More modern symmetric key algorithms have been added as well, including ChaCha20-Poly1305 and GCM modes.
The default hash algorithm has also been changed from sha1 to sha256 and public keys are now immutable. So let's say you had created an RSA encrypted ciphertext with phpseclib 2 using the default encryption mode and default hashes. Here's how you'd decrypt it with phpseclib 2:
use phpseclib\Crypt\RSA;
$rsa = new RSA;
$rsa->loadKey(...);
echo $rsa->decrypt(...);
Here's how you'd decrypt it with phpeclib 3:
use phpseclib3\Crypt\PublicKeyLoader;
$key = PublicKeyLoader::load(...)->withHash('sha1')->withMGFHash('sha1');
echo $key->decrypt(...);
For symmetric keys, the constructor's parameter has changed from being a constant (eg. AES::MODE_CBC
to being a string (eg. 'cbc'
) and is now required. phpseclib 3 is also a lot less error tolerant than phpseclib 2 was. For example, if you gave phpseclib 2 a 10 byte key when the smallest key a particular algorithm accepts is 16 bytes, phpseclib 2 would null pad it to the appropriate length whereas phpseclib 3 will throw an exception. The motiviation behind this change is to overall make it harder to do cryptography unless you know what you're doing. Like there's no real benefit to cryptography if you just pass an empty string in as the key and let phpseclib null pad it to the minimum length. This is the direction mcrypt had been headed prior to it's deprecation in PHP 7.0. In particular, quoting PHP 5.6.0 Release Announcement, "Mcrypt functions now require valid keys and IVs".
SSH2, SFTP and X.509 are largely unchanged.

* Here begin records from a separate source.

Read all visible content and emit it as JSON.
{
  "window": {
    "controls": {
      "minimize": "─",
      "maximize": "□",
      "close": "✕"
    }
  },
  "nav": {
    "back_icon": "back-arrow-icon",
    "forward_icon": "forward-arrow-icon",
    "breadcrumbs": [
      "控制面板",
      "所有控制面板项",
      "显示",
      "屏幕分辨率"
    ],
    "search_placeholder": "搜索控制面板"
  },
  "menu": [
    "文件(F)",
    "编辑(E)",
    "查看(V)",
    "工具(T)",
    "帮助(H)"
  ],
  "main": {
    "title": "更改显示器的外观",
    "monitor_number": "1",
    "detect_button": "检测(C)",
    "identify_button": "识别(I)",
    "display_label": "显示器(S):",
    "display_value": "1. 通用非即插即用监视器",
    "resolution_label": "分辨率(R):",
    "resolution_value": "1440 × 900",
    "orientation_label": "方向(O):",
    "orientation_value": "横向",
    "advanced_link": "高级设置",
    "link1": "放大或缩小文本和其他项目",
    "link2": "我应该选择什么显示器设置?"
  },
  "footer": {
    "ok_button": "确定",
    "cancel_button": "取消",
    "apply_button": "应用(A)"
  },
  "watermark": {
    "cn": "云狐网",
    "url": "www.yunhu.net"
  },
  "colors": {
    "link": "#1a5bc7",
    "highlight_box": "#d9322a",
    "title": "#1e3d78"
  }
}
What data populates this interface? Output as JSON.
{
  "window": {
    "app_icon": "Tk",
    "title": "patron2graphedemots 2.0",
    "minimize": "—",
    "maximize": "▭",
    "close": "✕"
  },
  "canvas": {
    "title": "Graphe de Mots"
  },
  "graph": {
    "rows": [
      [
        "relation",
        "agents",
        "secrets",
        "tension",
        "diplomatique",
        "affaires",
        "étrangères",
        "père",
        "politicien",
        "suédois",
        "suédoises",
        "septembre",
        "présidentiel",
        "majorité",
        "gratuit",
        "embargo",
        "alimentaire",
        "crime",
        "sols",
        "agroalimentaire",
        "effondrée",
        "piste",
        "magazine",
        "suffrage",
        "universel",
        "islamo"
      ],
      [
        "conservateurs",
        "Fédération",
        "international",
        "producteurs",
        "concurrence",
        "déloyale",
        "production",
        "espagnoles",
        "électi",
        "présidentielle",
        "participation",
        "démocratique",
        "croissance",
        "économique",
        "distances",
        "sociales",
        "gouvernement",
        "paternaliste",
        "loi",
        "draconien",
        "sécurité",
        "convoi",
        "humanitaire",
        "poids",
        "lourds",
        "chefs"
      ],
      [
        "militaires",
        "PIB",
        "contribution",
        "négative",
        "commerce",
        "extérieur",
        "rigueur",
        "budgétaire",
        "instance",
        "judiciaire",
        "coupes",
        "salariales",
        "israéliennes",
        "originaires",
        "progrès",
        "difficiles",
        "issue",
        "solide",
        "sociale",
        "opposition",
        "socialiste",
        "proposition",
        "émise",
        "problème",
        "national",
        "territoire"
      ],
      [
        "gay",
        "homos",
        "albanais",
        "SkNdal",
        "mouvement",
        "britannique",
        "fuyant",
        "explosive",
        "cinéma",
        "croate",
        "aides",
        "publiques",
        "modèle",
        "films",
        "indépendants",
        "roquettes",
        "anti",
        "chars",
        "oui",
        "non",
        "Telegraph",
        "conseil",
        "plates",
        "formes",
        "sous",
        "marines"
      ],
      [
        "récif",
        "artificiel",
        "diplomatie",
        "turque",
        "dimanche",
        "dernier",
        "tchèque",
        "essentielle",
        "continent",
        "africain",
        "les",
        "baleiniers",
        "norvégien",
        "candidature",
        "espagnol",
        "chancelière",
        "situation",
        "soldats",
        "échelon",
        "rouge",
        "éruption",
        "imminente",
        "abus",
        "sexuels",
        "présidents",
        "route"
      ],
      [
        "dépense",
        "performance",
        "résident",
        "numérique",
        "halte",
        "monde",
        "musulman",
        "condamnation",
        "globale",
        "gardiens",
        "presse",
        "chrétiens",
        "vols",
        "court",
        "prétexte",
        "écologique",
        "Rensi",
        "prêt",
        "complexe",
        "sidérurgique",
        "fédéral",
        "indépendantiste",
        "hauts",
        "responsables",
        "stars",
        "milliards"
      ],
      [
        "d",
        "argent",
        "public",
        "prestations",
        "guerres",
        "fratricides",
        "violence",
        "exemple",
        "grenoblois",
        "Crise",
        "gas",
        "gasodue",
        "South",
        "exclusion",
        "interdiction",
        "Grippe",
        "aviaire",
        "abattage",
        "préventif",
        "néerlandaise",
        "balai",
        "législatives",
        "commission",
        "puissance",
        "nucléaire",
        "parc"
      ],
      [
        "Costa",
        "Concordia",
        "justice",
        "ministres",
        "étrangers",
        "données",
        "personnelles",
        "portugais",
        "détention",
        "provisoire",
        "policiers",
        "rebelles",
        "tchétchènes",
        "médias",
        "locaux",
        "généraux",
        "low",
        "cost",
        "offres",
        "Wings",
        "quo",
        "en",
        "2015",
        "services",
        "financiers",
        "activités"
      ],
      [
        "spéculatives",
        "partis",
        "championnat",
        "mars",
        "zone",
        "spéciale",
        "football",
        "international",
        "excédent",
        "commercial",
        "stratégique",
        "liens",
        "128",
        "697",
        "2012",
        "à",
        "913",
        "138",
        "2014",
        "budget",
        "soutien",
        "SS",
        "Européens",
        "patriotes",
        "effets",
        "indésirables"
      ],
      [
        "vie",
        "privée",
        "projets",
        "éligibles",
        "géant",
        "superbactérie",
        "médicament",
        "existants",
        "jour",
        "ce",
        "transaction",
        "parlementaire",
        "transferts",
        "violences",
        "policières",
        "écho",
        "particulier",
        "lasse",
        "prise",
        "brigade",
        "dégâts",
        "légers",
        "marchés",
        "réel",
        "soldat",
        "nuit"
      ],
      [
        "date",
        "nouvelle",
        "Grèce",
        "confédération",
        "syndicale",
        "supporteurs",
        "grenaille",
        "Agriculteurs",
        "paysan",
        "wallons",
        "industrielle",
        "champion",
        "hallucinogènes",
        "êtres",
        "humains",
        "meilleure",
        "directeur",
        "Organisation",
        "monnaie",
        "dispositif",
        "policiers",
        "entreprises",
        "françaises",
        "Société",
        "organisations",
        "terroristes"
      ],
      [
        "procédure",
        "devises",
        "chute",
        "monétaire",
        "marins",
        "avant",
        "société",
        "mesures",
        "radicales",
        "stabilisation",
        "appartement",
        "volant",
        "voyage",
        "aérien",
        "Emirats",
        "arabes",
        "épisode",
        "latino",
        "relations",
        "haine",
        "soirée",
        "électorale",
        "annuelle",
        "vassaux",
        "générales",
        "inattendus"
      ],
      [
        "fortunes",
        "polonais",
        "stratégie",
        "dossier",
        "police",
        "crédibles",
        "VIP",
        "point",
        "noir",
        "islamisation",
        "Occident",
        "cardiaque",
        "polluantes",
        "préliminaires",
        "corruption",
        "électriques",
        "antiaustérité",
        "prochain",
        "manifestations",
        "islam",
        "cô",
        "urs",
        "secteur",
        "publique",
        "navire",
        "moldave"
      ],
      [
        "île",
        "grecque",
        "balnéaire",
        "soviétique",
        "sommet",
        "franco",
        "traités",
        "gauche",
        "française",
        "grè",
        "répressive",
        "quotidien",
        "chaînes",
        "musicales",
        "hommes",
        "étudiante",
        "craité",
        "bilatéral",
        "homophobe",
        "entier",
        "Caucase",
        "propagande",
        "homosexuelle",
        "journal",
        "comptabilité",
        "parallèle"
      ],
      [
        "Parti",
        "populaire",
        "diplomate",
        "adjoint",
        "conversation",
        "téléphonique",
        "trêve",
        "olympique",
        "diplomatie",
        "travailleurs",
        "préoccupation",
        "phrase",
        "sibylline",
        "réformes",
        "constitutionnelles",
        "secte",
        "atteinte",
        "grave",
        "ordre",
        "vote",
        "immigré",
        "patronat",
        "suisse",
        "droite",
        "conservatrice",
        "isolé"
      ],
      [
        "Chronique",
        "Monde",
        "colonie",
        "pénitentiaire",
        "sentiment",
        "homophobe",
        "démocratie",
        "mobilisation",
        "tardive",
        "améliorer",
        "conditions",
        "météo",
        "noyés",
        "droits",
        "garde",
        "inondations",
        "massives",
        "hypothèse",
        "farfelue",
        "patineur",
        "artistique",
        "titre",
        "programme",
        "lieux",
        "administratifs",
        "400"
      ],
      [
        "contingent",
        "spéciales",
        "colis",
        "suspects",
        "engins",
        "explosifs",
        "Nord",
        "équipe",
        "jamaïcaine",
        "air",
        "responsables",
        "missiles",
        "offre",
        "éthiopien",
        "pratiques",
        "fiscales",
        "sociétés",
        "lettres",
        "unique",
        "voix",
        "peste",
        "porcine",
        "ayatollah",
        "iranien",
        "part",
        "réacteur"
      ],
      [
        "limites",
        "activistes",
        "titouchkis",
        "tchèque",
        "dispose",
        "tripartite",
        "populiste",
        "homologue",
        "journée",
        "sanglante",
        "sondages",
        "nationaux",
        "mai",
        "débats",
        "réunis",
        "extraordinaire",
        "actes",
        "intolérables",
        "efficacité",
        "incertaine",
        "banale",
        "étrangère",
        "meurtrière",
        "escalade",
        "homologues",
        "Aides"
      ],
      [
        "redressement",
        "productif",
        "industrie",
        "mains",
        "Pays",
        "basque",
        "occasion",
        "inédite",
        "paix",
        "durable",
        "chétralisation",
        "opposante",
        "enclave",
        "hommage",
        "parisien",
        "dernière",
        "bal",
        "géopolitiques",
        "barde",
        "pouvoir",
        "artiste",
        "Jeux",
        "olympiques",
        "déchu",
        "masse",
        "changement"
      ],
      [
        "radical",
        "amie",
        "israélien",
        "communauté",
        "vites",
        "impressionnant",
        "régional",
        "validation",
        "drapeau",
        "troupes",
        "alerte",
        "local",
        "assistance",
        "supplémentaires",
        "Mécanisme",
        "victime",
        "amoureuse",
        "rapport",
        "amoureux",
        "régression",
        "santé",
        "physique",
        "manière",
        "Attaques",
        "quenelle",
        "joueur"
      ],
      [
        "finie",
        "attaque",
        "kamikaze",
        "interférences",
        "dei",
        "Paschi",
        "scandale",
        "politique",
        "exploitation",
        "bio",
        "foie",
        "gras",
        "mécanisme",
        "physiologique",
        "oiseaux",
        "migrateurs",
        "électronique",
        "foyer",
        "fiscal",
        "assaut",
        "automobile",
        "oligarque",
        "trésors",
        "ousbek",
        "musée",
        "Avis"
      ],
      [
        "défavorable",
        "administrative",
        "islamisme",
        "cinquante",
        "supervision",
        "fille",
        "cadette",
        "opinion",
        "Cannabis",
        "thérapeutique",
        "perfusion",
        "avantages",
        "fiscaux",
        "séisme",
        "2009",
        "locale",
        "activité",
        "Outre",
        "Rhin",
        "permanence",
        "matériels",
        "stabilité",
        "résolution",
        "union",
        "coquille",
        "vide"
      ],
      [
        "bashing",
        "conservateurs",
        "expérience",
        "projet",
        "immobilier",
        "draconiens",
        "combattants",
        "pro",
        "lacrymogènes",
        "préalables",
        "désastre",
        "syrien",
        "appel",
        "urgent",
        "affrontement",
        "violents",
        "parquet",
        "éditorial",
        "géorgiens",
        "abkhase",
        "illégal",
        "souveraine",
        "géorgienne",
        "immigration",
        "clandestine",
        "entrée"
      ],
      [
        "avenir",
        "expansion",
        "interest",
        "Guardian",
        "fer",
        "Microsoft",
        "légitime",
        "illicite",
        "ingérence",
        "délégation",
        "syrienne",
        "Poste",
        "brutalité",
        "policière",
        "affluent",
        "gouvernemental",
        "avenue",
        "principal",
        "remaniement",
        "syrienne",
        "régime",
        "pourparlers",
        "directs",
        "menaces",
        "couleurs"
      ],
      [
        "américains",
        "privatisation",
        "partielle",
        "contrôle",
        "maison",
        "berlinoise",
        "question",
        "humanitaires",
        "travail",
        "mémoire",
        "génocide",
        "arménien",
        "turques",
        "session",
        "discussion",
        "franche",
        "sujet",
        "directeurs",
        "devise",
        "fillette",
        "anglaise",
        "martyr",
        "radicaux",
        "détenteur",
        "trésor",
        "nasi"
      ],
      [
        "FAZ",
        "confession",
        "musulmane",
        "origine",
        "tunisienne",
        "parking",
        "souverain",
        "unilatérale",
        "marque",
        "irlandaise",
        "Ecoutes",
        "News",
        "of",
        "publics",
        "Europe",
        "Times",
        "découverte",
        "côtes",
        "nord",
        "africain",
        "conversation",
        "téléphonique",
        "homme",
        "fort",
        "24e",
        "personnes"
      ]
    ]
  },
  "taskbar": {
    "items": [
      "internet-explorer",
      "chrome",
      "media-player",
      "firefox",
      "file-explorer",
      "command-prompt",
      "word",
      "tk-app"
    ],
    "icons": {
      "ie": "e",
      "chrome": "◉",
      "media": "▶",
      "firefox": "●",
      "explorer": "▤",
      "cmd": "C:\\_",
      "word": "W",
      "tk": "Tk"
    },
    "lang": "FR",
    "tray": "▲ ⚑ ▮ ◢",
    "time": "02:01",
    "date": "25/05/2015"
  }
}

The name space has also been changed from \phpseclib
to \phpseclib3
.
phpseclib 1.0 / 2.0 documentation lives at http://phpseclib.sourceforge.net/
phpseclib2_compat
Due to the namespace change, phpseclib 3.0 can be used to emulate phpseclib 2.0. phpseclib2_compat does just that. So let's say you want to use phpseclib 3 but some of your dependencies are still using phpseclib 2. In this scenario you can require phpseclib/phpseclib:~3.0 and phpseclib/phpseclib2_compat:~1.0 and you're dependencies will then start using phpseclib 3 even if they don't know it.
Using phpseclib2_compat will actually bring a few enhancements to your dependency. For example, while phpseclib 2.0 only supports RSA keys phpseclib2_compat sports support for ECDSA / DSA / Ed25519 / Ed448 keys.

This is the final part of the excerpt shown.